O significado de ouvir “A Portuguesa”: “Quando ouvi o hino a tocar pela primeira vez vieram-me as lágrimas aos olhos. Hoje já ouvi mais de uma centena de vezes ‘A Portuguesa’ e é sempre especial. Representar o nosso país a nível internacional é o que qualquer atleta sonha e eu não sou diferente”.

O penálti na Bélgica aos 96′: “O golo que mais me marcou foi contra a Bélgica de penálti. Estavam mais de 7 mi pessoas no Estádio, estávamos a perder 1-0 e aos 96 minutos foi assinalado um penálti a nosso favor. Se marcasse, Portugal ficava com mais esperança de ir ao Mundial. Quando ia bater o penálti, lembro-me que pensei: esta guarda-redes conhece-me melhor que ninguém porque jogou comigo no USV Jena, por isso tenho de a enganar. A baliza ficou pequenina, mas correu bem. Foi golo!”

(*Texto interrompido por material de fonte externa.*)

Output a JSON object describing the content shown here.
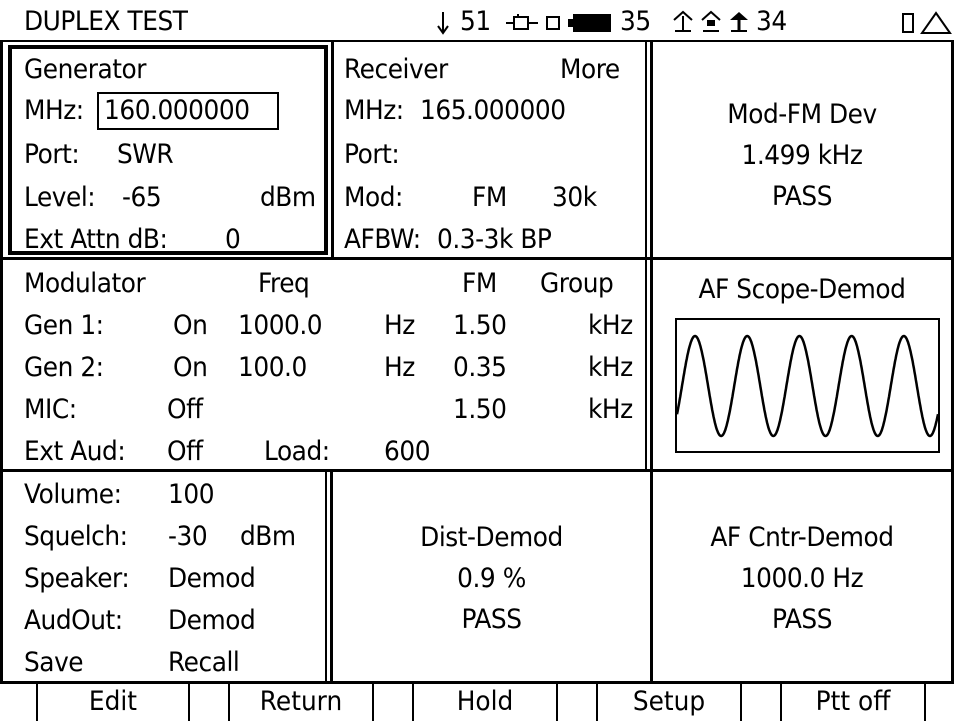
{
  "title_bar": {
    "title": "DUPLEX TEST",
    "arrow_value": "51",
    "battery_value": "35",
    "signal_value": "34"
  },
  "generator": {
    "title": "Generator",
    "mhz_label": "MHz:",
    "mhz_value": "160.000000",
    "port_label": "Port:",
    "port_value": "SWR",
    "level_label": "Level:",
    "level_value": "-65",
    "level_unit": "dBm",
    "ext_attn_label": "Ext Attn dB:",
    "ext_attn_value": "0"
  },
  "receiver": {
    "title": "Receiver",
    "more_label": "More",
    "mhz_label": "MHz:",
    "mhz_value": "165.000000",
    "port_label": "Port:",
    "mod_label": "Mod:",
    "mod_value": "FM",
    "mod_bw": "30k",
    "afbw_label": "AFBW:",
    "afbw_value": "0.3-3k BP"
  },
  "mod_fm_dev": {
    "title": "Mod-FM Dev",
    "value": "1.499 kHz",
    "status": "PASS"
  },
  "modulator": {
    "title": "Modulator",
    "freq_header": "Freq",
    "fm_header": "FM",
    "group_header": "Group",
    "rows": [
      {
        "name": "Gen 1:",
        "state": "On",
        "freq": "1000.0",
        "freq_unit": "Hz",
        "fm": "1.50",
        "fm_unit": "kHz"
      },
      {
        "name": "Gen 2:",
        "state": "On",
        "freq": "100.0",
        "freq_unit": "Hz",
        "fm": "0.35",
        "fm_unit": "kHz"
      },
      {
        "name": "MIC:",
        "state": "Off",
        "freq": "",
        "freq_unit": "",
        "fm": "1.50",
        "fm_unit": "kHz"
      }
    ],
    "ext_aud_label": "Ext Aud:",
    "ext_aud_value": "Off",
    "load_label": "Load:",
    "load_value": "600"
  },
  "af_scope": {
    "title": "AF Scope-Demod",
    "cycles": 5
  },
  "audio": {
    "volume_label": "Volume:",
    "volume_value": "100",
    "squelch_label": "Squelch:",
    "squelch_value": "-30",
    "squelch_unit": "dBm",
    "speaker_label": "Speaker:",
    "speaker_value": "Demod",
    "audout_label": "AudOut:",
    "audout_value": "Demod",
    "save_label": "Save",
    "recall_label": "Recall"
  },
  "dist_demod": {
    "title": "Dist-Demod",
    "value": "0.9 %",
    "status": "PASS"
  },
  "af_cntr": {
    "title": "AF Cntr-Demod",
    "value": "1000.0 Hz",
    "status": "PASS"
  },
  "softkeys": [
    "Edit",
    "Return",
    "Hold",
    "Setup",
    "Ptt off"
  ],
  "colors": {
    "foreground": "#000000",
    "background": "#ffffff"
  }
}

Treinadoras que mais deixaram marca na sua carreira: “Helena Costa porque foi quem apostou muito em mim e a Inka Grings que foi minha treinador no FC Duisburg”.

Laura Luís como um braço direito no seu percurso: “Tem sido uma chata, estou a brincar (risos). Ajudou-me muito na minha carreira e na minha vida. É sempre bom teres na tua vida uma pessoa em quem podes sempre confiar e que está sempre pronta para te ajudar”.

Metas para o resto da carreira: “Faltam-me títulos pelo SC Braga e quero voltar a estar numa fase final de um Campeonato da Europa por Portugal. São os meus principais objetivos”.